Myth #1: Chocolate is Fattening
A crucial factor has been overlooked in this widespread condemnation of chocolate: Most chocolate eaters tend to supplement their chocolate intake with other foods. By what right, what logic can chocolate be singled out as the cause of plumpness? How can we be certain that, say, carrots are not a catalyst to weight gain when chocolate is present.
There is empirical evidence that also raises serious doubts about chocolate's fatteningness: Few chocolate lovers can simply lie back and wait for chocolate to come to them. For most, getting and keeping chocolate often requires strenuous physical work.
Selected Average Caloric Expenditures
Related to the Routine Pursuit and Maintenance
of personal Chocolate Resources:
Activity Caloric Expenditure
Carrying seven pounds of chocolate 359
from store to residence
Hiding all chocolate before answering door 744
when company drops by unexpectedly
Swimming to Switzerland 497,562 (approx.)
Myth #2: Chocolate is nothing more than a substitute for affection
Much has been made lately of the recent scientific finding that there is a chemical in chocolate- phenylethylamine - that is virtually identical to the substance manufactured by the brain of an individual who is infatuated. In various studies of this phenomenon, the conclusion drawn is that chocolate obsession is in fact self-medication for the spurned lover. He or she is trying to synthesize the "high" of being in love.

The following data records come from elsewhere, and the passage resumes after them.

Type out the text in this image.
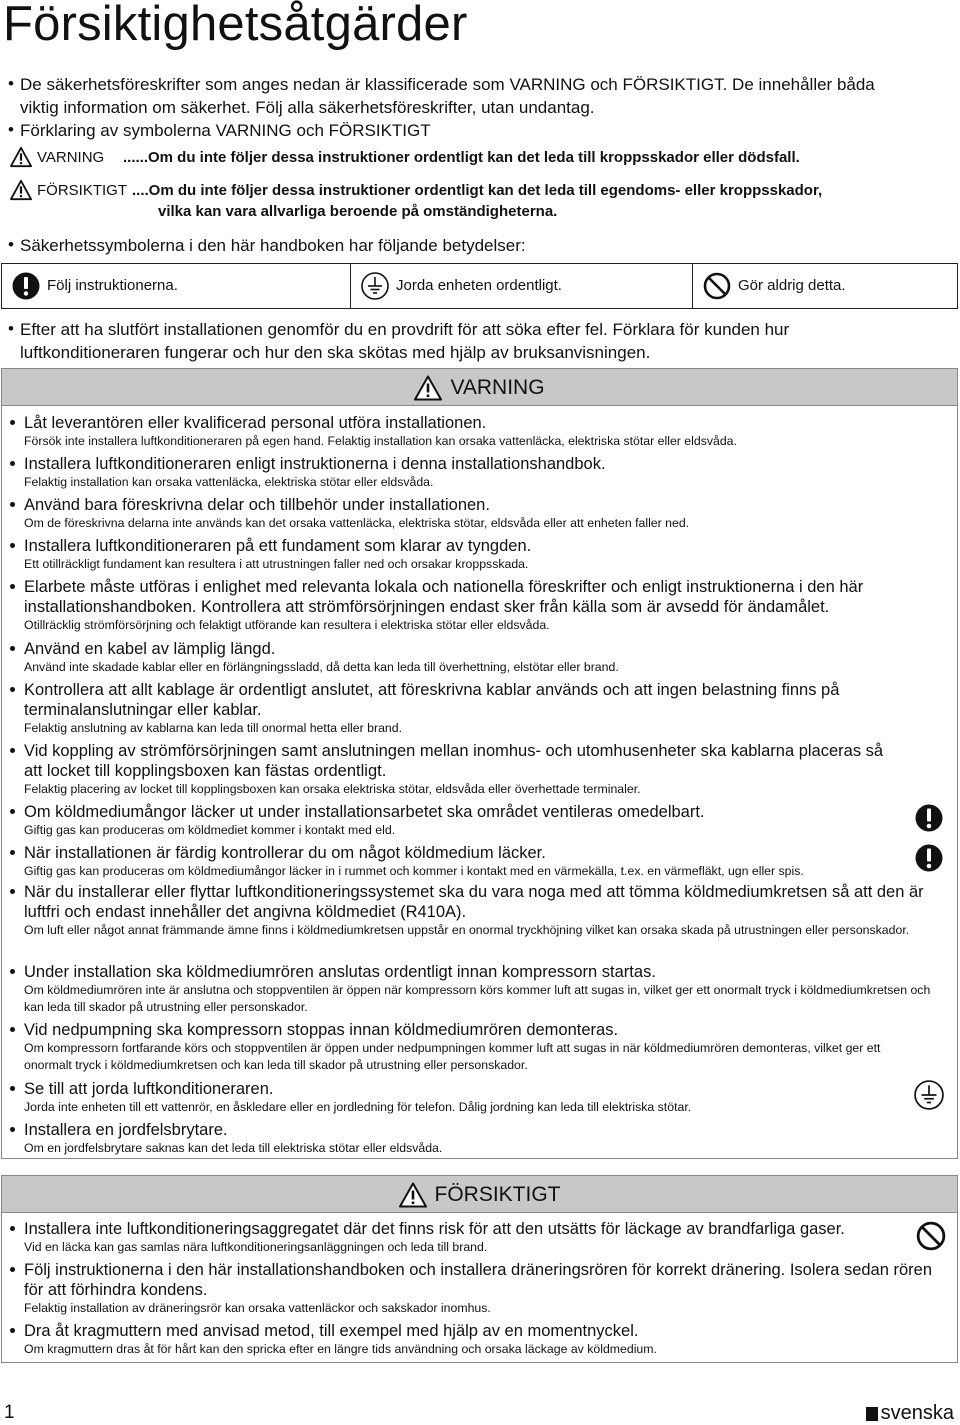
Försiktighetsåtgärder
• De säkerhetsföreskrifter som anges nedan är klassificerade som VARNING och FÖRSIKTIGT. De innehåller båda
viktig information om säkerhet. Följ alla säkerhetsföreskrifter, utan undantag.
• Förklaring av symbolerna VARNING och FÖRSIKTIGT
VARNING ......Om du inte följer dessa instruktioner ordentligt kan det leda till kroppsskador eller dödsfall.
FÖRSIKTIGT ....Om du inte följer dessa instruktioner ordentligt kan det leda till egendoms- eller kroppsskador,
vilka kan vara allvarliga beroende på omständigheterna.
• Säkerhetssymbolerna i den här handboken har följande betydelser:
Följ instruktionerna.	Jorda enheten ordentligt.	Gör aldrig detta.
• Efter att ha slutfört installationen genomför du en provdrift för att söka efter fel. Förklara för kunden hur
luftkonditioneraren fungerar och hur den ska skötas med hjälp av bruksanvisningen.
VARNING
Låt leverantören eller kvalificerad personal utföra installationen.
Försök inte installera luftkonditioneraren på egen hand. Felaktig installation kan orsaka vattenläcka, elektriska stötar eller eldsvåda.
Installera luftkonditioneraren enligt instruktionerna i denna installationshandbok.
Felaktig installation kan orsaka vattenläcka, elektriska stötar eller eldsvåda.
Använd bara föreskrivna delar och tillbehör under installationen.
Om de föreskrivna delarna inte används kan det orsaka vattenläcka, elektriska stötar, eldsvåda eller att enheten faller ned.
Installera luftkonditioneraren på ett fundament som klarar av tyngden.
Ett otillräckligt fundament kan resultera i att utrustningen faller ned och orsakar kroppsskada.
Elarbete måste utföras i enlighet med relevanta lokala och nationella föreskrifter och enligt instruktionerna i den här installationshandboken. Kontrollera att strömförsörjningen endast sker från källa som är avsedd för ändamålet.
Otillräcklig strömförsörjning och felaktigt utförande kan resultera i elektriska stötar eller eldsvåda.
Använd en kabel av lämplig längd.
Använd inte skadade kablar eller en förlängningssladd, då detta kan leda till överhettning, elstötar eller brand.
Kontrollera att allt kablage är ordentligt anslutet, att föreskrivna kablar används och att ingen belastning finns på terminalanslutningar eller kablar.
Felaktig anslutning av kablarna kan leda till onormal hetta eller brand.
Vid koppling av strömförsörjningen samt anslutningen mellan inomhus- och utomhusenheter ska kablarna placeras så att locket till kopplingsboxen kan fästas ordentligt.
Felaktig placering av locket till kopplingsboxen kan orsaka elektriska stötar, eldsvåda eller överhettade terminaler.
Om köldmediumångor läcker ut under installationsarbetet ska området ventileras omedelbart.
Giftig gas kan produceras om köldmediet kommer i kontakt med eld.
När installationen är färdig kontrollerar du om något köldmedium läcker.
Giftig gas kan produceras om köldmediumångor läcker in i rummet och kommer i kontakt med en värmekälla, t.ex. en värmefläkt, ugn eller spis.
När du installerar eller flyttar luftkonditioneringssystemet ska du vara noga med att tömma köldmediumkretsen så att den är luftfri och endast innehåller det angivna köldmediet (R410A).
Om luft eller något annat främmande ämne finns i köldmediumkretsen uppstår en onormal tryckhöjning vilket kan orsaka skada på utrustningen eller personskador.
Under installation ska köldmediumrören anslutas ordentligt innan kompressorn startas.
Om köldmediumrören inte är anslutna och stoppventilen är öppen när kompressorn körs kommer luft att sugas in, vilket ger ett onormalt tryck i köldmediumkretsen och kan leda till skador på utrustning eller personskador.
Vid nedpumpning ska kompressorn stoppas innan köldmediumrören demonteras.
Om kompressorn fortfarande körs och stoppventilen är öppen under nedpumpningen kommer luft att sugas in när köldmediumrören demonteras, vilket ger ett onormalt tryck i köldmediumkretsen och kan leda till skador på utrustning eller personskador.
Se till att jorda luftkonditioneraren.
Jorda inte enheten till ett vattenrör, en åskledare eller en jordledning för telefon. Dålig jordning kan leda till elektriska stötar.
Installera en jordfelsbrytare.
Om en jordfelsbrytare saknas kan det leda till elektriska stötar eller eldsvåda.
FÖRSIKTIGT
Installera inte luftkonditioneringsaggregatet där det finns risk för att den utsätts för läckage av brandfarliga gaser.
Vid en läcka kan gas samlas nära luftkonditioneringsanläggningen och leda till brand.
Följ instruktionerna i den här installationshandboken och installera dräneringsrören för korrekt dränering. Isolera sedan rören för att förhindra kondens.
Felaktig installation av dräneringsrör kan orsaka vattenläckor och sakskador inomhus.
Dra åt kragmuttern med anvisad metod, till exempel med hjälp av en momentnyckel.
Om kragmuttern dras åt för hårt kan den spricka efter en längre tids användning och orsaka läckage av köldmedium.
1	svenska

As is too often the case with these social scientists, they are taking sound, highly suggestive data and drawing empirically absurd conclusions. What reasonable soul prefers romance to truffles?
Clearly it is not the lovelorn sufferer who seeks solace in chocolate, but rather the chalet-deprived individual who, desperate, seeks in mere love a pale approximation of bittersweet euphoria.